Em meados de 38, Martins dos Reis foi substituído por João Silva, na Europa, a guerra civil de Espanha terminava para logo começar a aventura alemã nos Sudetas. No Tarrafal, longe da Vida, a “frigideira” ameaçava agora os insubmissos cativos do arame farpado.
José Diniz, definhando e febril recusara-se certo dia a transportar pedras, o corpo ardia flagelado e desidratado. João Silva, por indicação do famigerado Seixas, fez conduzir o rebelde aos aposentos de “luxo” a refrear os ânimos.
A “frigideira” de cimento, sete de metros de comprido por três de largo, dividida em dois por uma parede interior, era o castigo sempre à espreita para os menos dóceis, luz e ar apenas através de pequenos buracos na porta.

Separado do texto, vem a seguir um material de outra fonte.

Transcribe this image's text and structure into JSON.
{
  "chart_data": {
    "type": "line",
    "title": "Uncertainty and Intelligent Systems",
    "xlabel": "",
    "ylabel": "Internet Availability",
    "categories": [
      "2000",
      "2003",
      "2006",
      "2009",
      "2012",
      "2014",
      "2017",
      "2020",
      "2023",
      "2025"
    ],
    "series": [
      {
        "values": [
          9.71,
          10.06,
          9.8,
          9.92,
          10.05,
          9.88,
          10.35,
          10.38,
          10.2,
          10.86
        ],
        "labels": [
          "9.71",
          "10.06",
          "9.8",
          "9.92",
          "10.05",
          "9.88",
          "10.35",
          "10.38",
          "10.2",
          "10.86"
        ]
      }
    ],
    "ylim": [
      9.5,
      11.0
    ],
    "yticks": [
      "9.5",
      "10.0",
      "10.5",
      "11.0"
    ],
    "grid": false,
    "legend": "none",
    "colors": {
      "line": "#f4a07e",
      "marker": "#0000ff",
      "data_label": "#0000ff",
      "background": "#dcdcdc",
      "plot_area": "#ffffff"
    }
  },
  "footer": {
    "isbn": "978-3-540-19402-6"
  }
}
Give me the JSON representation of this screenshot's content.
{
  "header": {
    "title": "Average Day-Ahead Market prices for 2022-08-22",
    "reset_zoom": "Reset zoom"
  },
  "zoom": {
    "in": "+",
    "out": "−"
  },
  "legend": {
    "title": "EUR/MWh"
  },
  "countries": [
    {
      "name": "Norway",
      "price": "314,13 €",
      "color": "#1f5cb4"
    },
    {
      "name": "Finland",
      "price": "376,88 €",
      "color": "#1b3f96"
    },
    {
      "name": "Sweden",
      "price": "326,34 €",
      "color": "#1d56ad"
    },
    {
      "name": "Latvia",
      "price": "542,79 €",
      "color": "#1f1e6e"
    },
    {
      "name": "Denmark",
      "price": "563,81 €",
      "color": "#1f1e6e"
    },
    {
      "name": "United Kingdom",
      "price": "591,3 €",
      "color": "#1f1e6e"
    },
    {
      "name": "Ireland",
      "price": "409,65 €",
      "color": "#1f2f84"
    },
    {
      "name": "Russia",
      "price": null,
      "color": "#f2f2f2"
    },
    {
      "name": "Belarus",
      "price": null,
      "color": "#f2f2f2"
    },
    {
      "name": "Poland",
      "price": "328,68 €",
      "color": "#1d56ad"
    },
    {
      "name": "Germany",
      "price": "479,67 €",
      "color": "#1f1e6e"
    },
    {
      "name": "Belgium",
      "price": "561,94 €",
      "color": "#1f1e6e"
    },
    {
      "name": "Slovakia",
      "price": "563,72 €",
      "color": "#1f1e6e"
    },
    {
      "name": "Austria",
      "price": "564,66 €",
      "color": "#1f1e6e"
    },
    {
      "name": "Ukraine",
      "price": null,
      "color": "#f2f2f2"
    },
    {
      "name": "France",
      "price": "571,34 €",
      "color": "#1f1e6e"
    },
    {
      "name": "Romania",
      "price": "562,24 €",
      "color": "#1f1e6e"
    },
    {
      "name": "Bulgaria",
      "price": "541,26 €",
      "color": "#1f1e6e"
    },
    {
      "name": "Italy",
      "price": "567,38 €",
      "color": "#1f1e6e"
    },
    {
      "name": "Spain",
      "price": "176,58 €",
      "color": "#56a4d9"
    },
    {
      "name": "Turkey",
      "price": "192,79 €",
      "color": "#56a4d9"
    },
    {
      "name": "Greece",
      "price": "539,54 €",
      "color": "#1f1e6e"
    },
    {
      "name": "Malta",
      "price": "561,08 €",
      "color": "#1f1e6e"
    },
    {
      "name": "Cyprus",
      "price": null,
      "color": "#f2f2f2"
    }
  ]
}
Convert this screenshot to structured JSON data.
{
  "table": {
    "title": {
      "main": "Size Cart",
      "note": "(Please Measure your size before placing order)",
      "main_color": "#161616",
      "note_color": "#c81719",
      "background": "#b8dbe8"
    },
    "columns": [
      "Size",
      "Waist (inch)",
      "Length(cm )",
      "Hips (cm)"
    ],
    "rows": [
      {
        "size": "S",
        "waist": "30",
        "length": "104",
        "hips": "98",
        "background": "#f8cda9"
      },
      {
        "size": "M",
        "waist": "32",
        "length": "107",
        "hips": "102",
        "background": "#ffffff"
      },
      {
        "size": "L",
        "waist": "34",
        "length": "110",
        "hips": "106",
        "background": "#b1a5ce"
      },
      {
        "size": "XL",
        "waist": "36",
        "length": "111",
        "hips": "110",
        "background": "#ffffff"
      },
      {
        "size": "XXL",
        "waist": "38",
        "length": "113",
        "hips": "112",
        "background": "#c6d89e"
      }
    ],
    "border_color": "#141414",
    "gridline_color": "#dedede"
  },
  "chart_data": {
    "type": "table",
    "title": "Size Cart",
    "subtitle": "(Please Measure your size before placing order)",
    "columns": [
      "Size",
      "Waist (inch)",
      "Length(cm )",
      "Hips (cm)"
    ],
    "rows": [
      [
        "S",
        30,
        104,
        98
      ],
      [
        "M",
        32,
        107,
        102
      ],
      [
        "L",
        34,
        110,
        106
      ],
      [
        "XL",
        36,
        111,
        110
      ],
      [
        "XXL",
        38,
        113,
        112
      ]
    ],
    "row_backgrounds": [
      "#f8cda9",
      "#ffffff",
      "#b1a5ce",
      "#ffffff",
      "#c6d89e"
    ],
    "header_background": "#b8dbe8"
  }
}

Durante o dia, o sol quente aquecia as portas e as paredes, insuportável, torturando os corpos desprotegidos, água só em pequenas quantidades. À tortura da sede juntava-se a fome, pão e água apenas em dias alternados, por vezes por períodos dilatados, aqueles que o director entendesse.
José aguentou 37 dias da primeira vez. Ao sair era um farrapo, mantido vivo pelo ódio mas mais respeitado pelos companheiros, testado na provação, silenciosamente condecorado pela dignidade. Nos dois anos seguintes, mais duas vezes regressou, a família em Sintra sem saber novas, noites e dias bebendo água fétida e espantando mosquitos, de quando em quando uma morte no campo a lembrar quando chegaria a sua vez.
Em finais de Novembro de 1941, nova visita à frigideira, repetentes, ele e o Ernesto Ribeiro, já debilitados, a biliose apoderando o corpo frágil, quebrantado pelas sevícias e antecedendo o fim da linha: Ernesto, a 8 de Dezembro, José quatro dias depois. Na tenda apodrecida, Bento Gonçalves, comunista clandestino, sofria silencioso, pelo martírio, os companheiros obtinham finalmente a libertação, ele próprio preparado já para a sua vez, o dia de cortar o grilhão haveria de chegar, cedo ou tarde. E chegou. Para eles, tarde.
A 18 de Fevereiro de 1978 os corpos de 32 prisioneiros tombados no campo da morte lenta foram transladados para Lisboa e erguido um monumento às vítimas desse tempo infame no cemitério do Alto de São João. José Diniz, Ernesto Ribeiro, Bento Gonçalves e outros mártires do Tarrafal repousam finalmente na terra que lhes expropriou a liberdade mas não conseguiu roubar a dignidade.